Локотков поглядел на него с любопытством: вот так Ваня Грозный! Какой, оказывается! Однако сейчас даже не это вызывало удивление - а то, что делился сокровенным, и сам тон речи. Никогда раньше, после нескольких проколов, не позволяя себе Шевыряев в среде преподавателей таких разговоров, был тих и немногоречив. И вдруг Валерий Львович догадался, в чем дело: там он чувствовал себя неравным среди других, потому и держался замкнуто, отчужденно. Сейчас же они встретились как люди, не разделенные никакими промежутками, и положение Ивана Васильевича было даже предпочтительнее: он имел за плечами нормально прожитую жизнь, выслуженную пенсию, работу - особенно обижаться на судьбу у него, в-общем-то, не было оснований. Так что общались они теперь на равных, и это, как отметил Локотков, было приятно Шевыряеву. Слава Богу, что за этим хоть не стояло у него праздного любопытства, желания потешить, пощекотать душу унижением другого! Наоборот, в тоне отставника чувствовалось, что он хочет утешить, приободрить его, чем может, и он очень старался, но - чем он мог бы утешить Валерия Львовича? И байка его была неуместной, хоть и искренней. Шевыряев в простоте своей уравнивал их: солдата-самовольщика и преподавателя вуза, а этого делать не стоило. Что бы они ни сделали, судить их будут по-разному. И последствия осуждения будут разные: один, даст Бог, снова вернется на старое место, встанет за станок или сядет за руль, а другой - другому болтаться, как неприкаянному, ему уже не вернуться обратно. Вот этого-то и не понимал Шевыряев.

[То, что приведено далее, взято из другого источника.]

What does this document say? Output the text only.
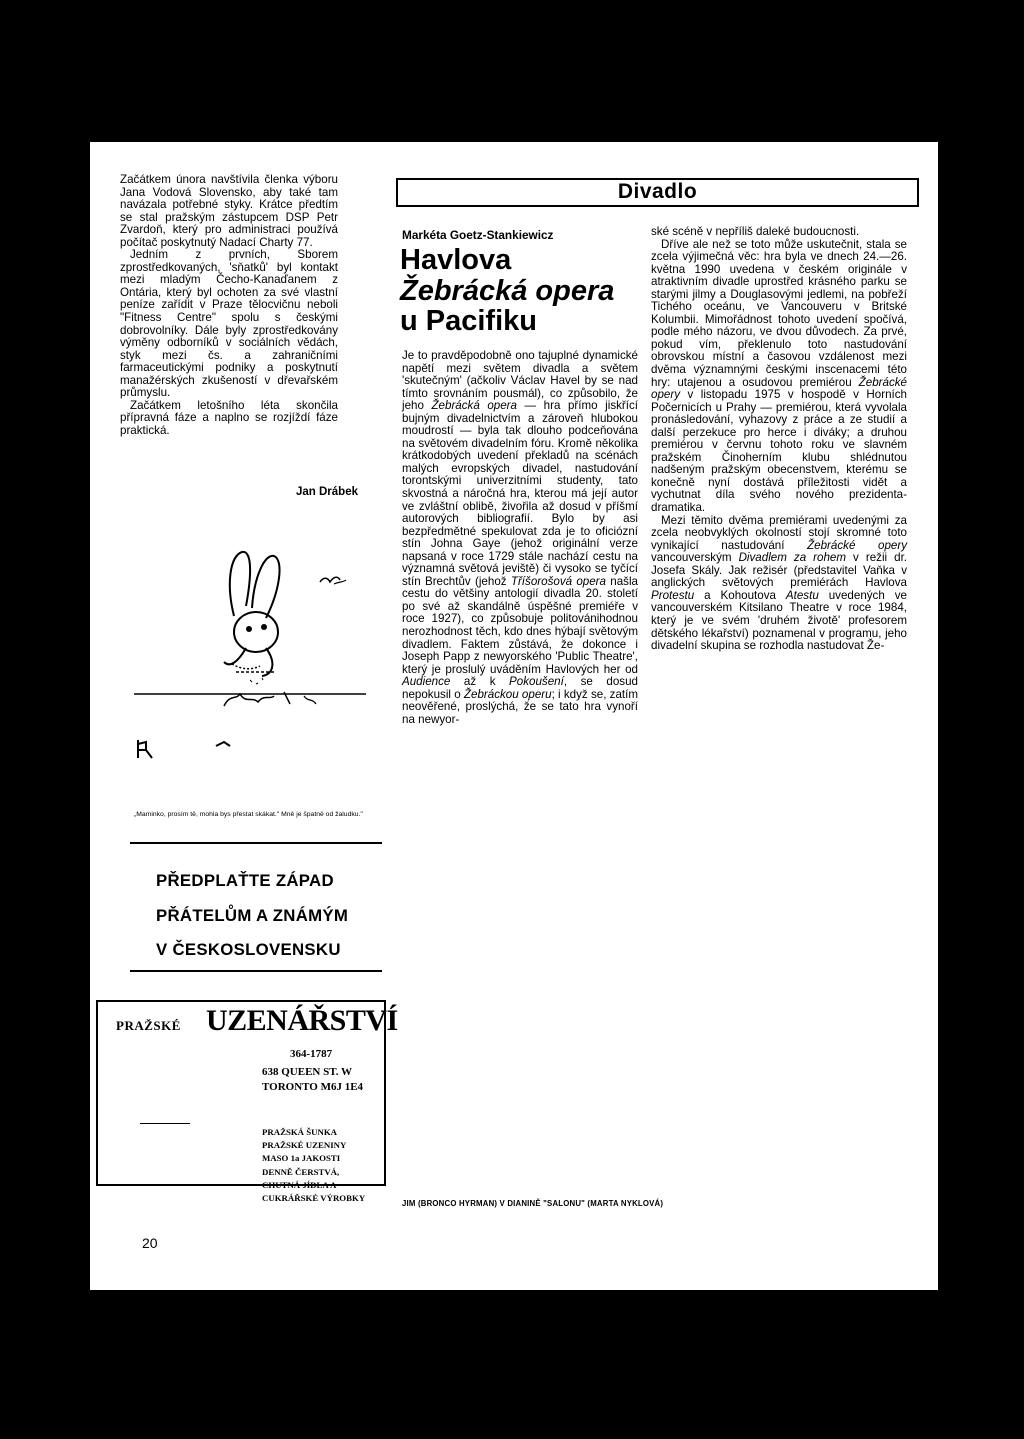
Začátkem února navštívila členka výboru Jana Vodová Slovensko, aby také tam navázala potřebné styky. Krátce předtím se stal pražským zástupcem DSP Petr Zvardoň, který pro administraci používá počítač poskytnutý Nadací Charty 77.

Jedním z prvních, Sborem zprostředkovaných, 'sňatků' byl kontakt mezi mladým Čecho-Kanaďanem z Ontária, který byl ochoten za své vlastní peníze zařídit v Praze tělocvičnu neboli "Fitness Centre" spolu s českými dobrovolníky. Dále byly zprostředkovány výměny odborníků v sociálních vědách, styk mezi čs. a zahraničními farmaceutickými podniky a poskytnutí manažérských zkušeností v dřevařském průmyslu.

Začátkem letošního léta skončila přípravná fáze a naplno se rozjíždí fáze praktická.

Jan Drábek
„Maminko, prosím tě, mohla bys přestat skákat." Mně je špatně od žaludku."
PŘEDPLAŤTE ZÁPAD
PŘÁTELŮM A ZNÁMÝM
V ČESKOSLOVENSKU
PRAŽSKÉ UZENÁŘSTVÍ
364-1787
638 QUEEN ST. W
TORONTO M6J 1E4
PRAŽSKÁ ŠUNKA
PRAŽSKÉ UZENINY
MASO 1a JAKOSTI
DENNĚ ČERSTVÁ,
CHUTNÁ JÍDLA A
CUKRÁŘSKÉ VÝROBKY
Divadlo
Markéta Goetz-Stankiewicz
Havlova
Žebrácká opera
u Pacifiku

Je to pravděpodobně ono tajuplné dynamické napětí mezi světem divadla a světem 'skutečným' (ačkoliv Václav Havel by se nad tímto srovnáním pousmál), co způsobilo, že jeho Žebrácká opera — hra přímo jiskřící bujným divadelnictvím a zároveň hlubokou moudrostí — byla tak dlouho podceňována na světovém divadelním fóru. Kromě několika krátkodobých uvedení překladů na scénách malých evropských divadel, nastudování torontskými univerzitními studenty, tato skvostná a náročná hra, kterou má její autor ve zvláštní oblibě, živořila až dosud v příšmí autorových bibliografií. Bylo by asi bezpředmětné spekulovat zda je to oficiózní stín Johna Gaye (jehož originální verze napsaná v roce 1729 stále nachází cestu na významná světová jeviště) či vysoko se tyčící stín Brechtův (jehož Tříšorošová opera našla cestu do většiny antologií divadla 20. století po své až skandálně úspěšné premiéře v roce 1927), co způsobuje politovánihodnou nerozhodnost těch, kdo dnes hýbají světovým divadlem. Faktem zůstává, že dokonce i Joseph Papp z newyorského 'Public Theatre', který je proslulý uváděním Havlových her od Audience až k Pokoušení, se dosud nepokusil o Žebráckou operu; i když se, zatím neověřené, proslýchá, že se tato hra vynoří na newyor-

ské scéně v nepříliš daleké budoucnosti.

Dříve ale než se toto může uskutečnit, stala se zcela výjimečná věc: hra byla ve dnech 24.—26. května 1990 uvedena v českém originále v atraktivním divadle uprostřed krásného parku se starými jilmy a Douglasovými jedlemi, na pobřeží Tichého oceánu, ve Vancouveru v Britské Kolumbii. Mimořádnost tohoto uvedení spočívá, podle mého názoru, ve dvou důvodech. Za prvé, pokud vím, překlenulo toto nastudování obrovskou místní a časovou vzdálenost mezi dvěma významnými českými inscenacemi této hry: utajenou a osudovou premiérou Žebrácké opery v listopadu 1975 v hospodě v Horních Počernicích u Prahy — premiérou, která vyvolala pronásledování, vyhazovy z práce a ze studií a další perzekuce pro herce i diváky; a druhou premiérou v červnu tohoto roku ve slavném pražském Činoherním klubu shlédnutou nadšeným pražským obecenstvem, kterému se konečně nyní dostává příležitosti vidět a vychutnat díla svého nového prezidenta-dramatika.

Mezi těmito dvěma premiérami uvedenými za zcela neobvyklých okolností stojí skromné toto vynikající nastudování Žebrácké opery vancouverským Divadlem za rohem v režii dr. Josefa Skály. Jak režisér (představitel Vaňka v anglických světových premiérách Havlova Protestu a Kohoutova Atestu uvedených ve vancouverském Kitsilano Theatre v roce 1984, který je ve svém 'druhém životě' profesorem dětského lékařství) poznamenal v programu, jeho divadelní skupina se rozhodla nastudovat Že-

JIM (BRONCO HYRMAN) V DIANINĚ "SALONU" (MARTA NYKLOVÁ)
20
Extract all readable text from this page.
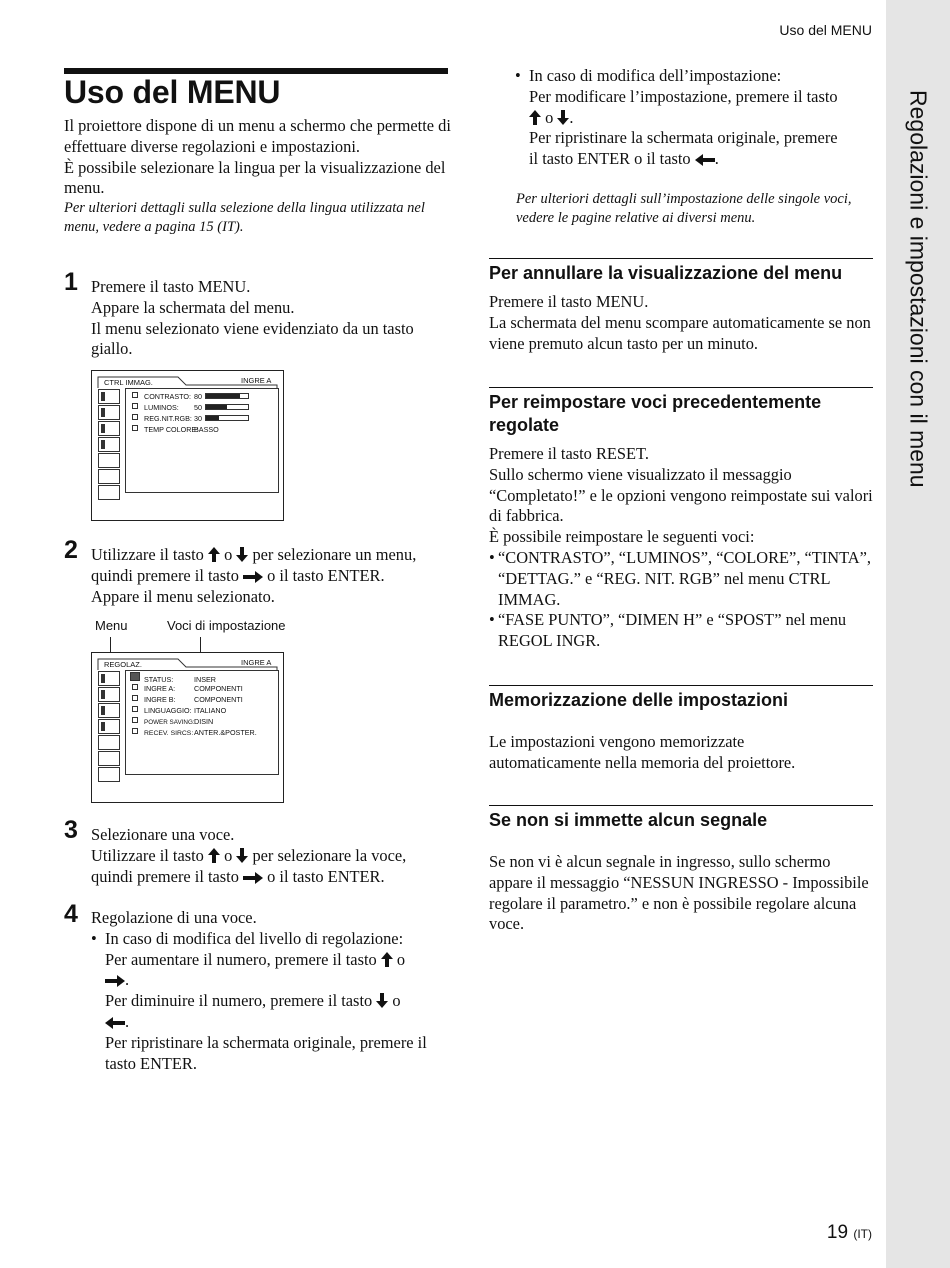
Regolazioni e impostazioni con il menu
Uso del MENU
19 (IT)
Uso del MENU

Il proiettore dispone di un menu a schermo che permette di effettuare diverse regolazioni e impostazioni.

È possibile selezionare la lingua per la visualizzazione del menu.

Per ulteriori dettagli sulla selezione della lingua utilizzata nel menu, vedere a pagina 15 (IT).

1 Premere il tasto MENU.

Appare la schermata del menu.

Il menu selezionato viene evidenziato da un tasto giallo.

CTRL IMMAG.	INGRE A
CONTRASTO: 80
LUMINOS: 50
REG.NIT.RGB: 30
TEMP COLORE:BASSO
2 Utilizzare il tasto  o  per selezionare un menu,

quindi premere il tasto  o il tasto ENTER.

Appare il menu selezionato.

Menu	Voci di impostazione
REGOLAZ.	INGRE A
STATUS:	INSER
INGRE A:	COMPONENTI
INGRE B:	COMPONENTI
LINGUAGGIO: ITALIANO
POWER SAVING:DISIN
RECEV. SIRCS:ANTER.&POSTER.
3 Selezionare una voce.

Utilizzare il tasto  o  per selezionare la voce,

quindi premere il tasto  o il tasto ENTER.

4 Regolazione di una voce.

• In caso di modifica del livello di regolazione:

Per aumentare il numero, premere il tasto  o

.

Per diminuire il numero, premere il tasto  o

.

Per ripristinare la schermata originale, premere il tasto ENTER.

• In caso di modifica dell’impostazione:

Per modificare l’impostazione, premere il tasto

o .

Per ripristinare la schermata originale, premere

il tasto ENTER o il tasto .

Per ulteriori dettagli sull’impostazione delle singole voci, vedere le pagine relative ai diversi menu.

Per annullare la visualizzazione del menu

Premere il tasto MENU.

La schermata del menu scompare automaticamente se non viene premuto alcun tasto per un minuto.

Per reimpostare voci precedentemente regolate

Premere il tasto RESET.

Sullo schermo viene visualizzato il messaggio “Completato!” e le opzioni vengono reimpostate sui valori di fabbrica.

È possibile reimpostare le seguenti voci:

• “CONTRASTO”, “LUMINOS”, “COLORE”, “TINTA”, “DETTAG.” e “REG. NIT. RGB” nel menu CTRL IMMAG.

• “FASE PUNTO”, “DIMEN H” e “SPOST” nel menu REGOL INGR.

Memorizzazione delle impostazioni

Le impostazioni vengono memorizzate automaticamente nella memoria del proiettore.

Se non si immette alcun segnale

Se non vi è alcun segnale in ingresso, sullo schermo appare il messaggio “NESSUN INGRESSO - Impossibile regolare il parametro.” e non è possibile regolare alcuna voce.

- На кафедру-то ходил, Львович? - почти с болью спрашивал он. - Берут хоть там тебя, нет?

- Нет. Не берут.

- Вот беда. Ай, беда! Ну и тоже ничего, не горюй! За битого двух небитых дают. Найдешь еще работу, может, не хуже, с таким-то образованием не пропадешь!

- Как раз с моим-то высоким образованием пропасть несложно.

- Ах ты, чертова напасть! Хочешь, я к проректору по хозчасти схожу, потолкую, куда-нибудь все равно пристроят: слесарем там, комендантом, на склад?..

- Вы что, всерьез? - фыркнул Локотков. - Нет уж, спасибо, не надо, как-нибудь обойдусь…

- Тогда не знаю, - комендант поскреб голову. - Хотел, хотел бы тебе помочь, Львович, да видишь - не получается. И то сказать - какие мои возможности… Может быть, денег надо? Могу дать, ты говори, не стесняйся.

- А если не отдам? Видите ведь - болтаюсь, словно тюльпан в проруби. Как бы обратно не угодить.

В ответ Иван Васильевич вдруг мелко, дробно хохотнул, ухватил руку Локоткова, прижал (нахватался-таки университетских манер!):

- Как это - не отдам? Что так-кое? Я ему, понимаешь, от чистой души, а он… И вот еще: насчет обратно… Ты не только говорить - и думать о том больше не смей. Нашелся мне - выдумщик, говорок!..

На последних словах он сменил интонацию - они прозвучали строго и значительно. Сказав их, комендант оторвался от Валерия Львовича и пошел прочь по коридору, спеша по своим делам.

"Вот и дождался, встретил в университете человека, который тебя пожалел, - подумал Локотков. - Да и тот оказался - Ваня Шевыряев!"

10

Теперь, на остаток дня, у него оставалась одна мысль, и одно дело: поскорее напиться, и забыть все, что сегодня произошло. Давно ему не было так горько, страшновато, гадко: как будто его застигли за стыдным, нехорошим делом, и выставили на всенародный позор и осмеяние. В заключении, как всякий находящийся там человек, он имел свою гордость и надежду. А сегодня их растоптали, превратили в грязные тряпки, похоронили среди всяких слов и дел. И не оставили впереди накакого просвета.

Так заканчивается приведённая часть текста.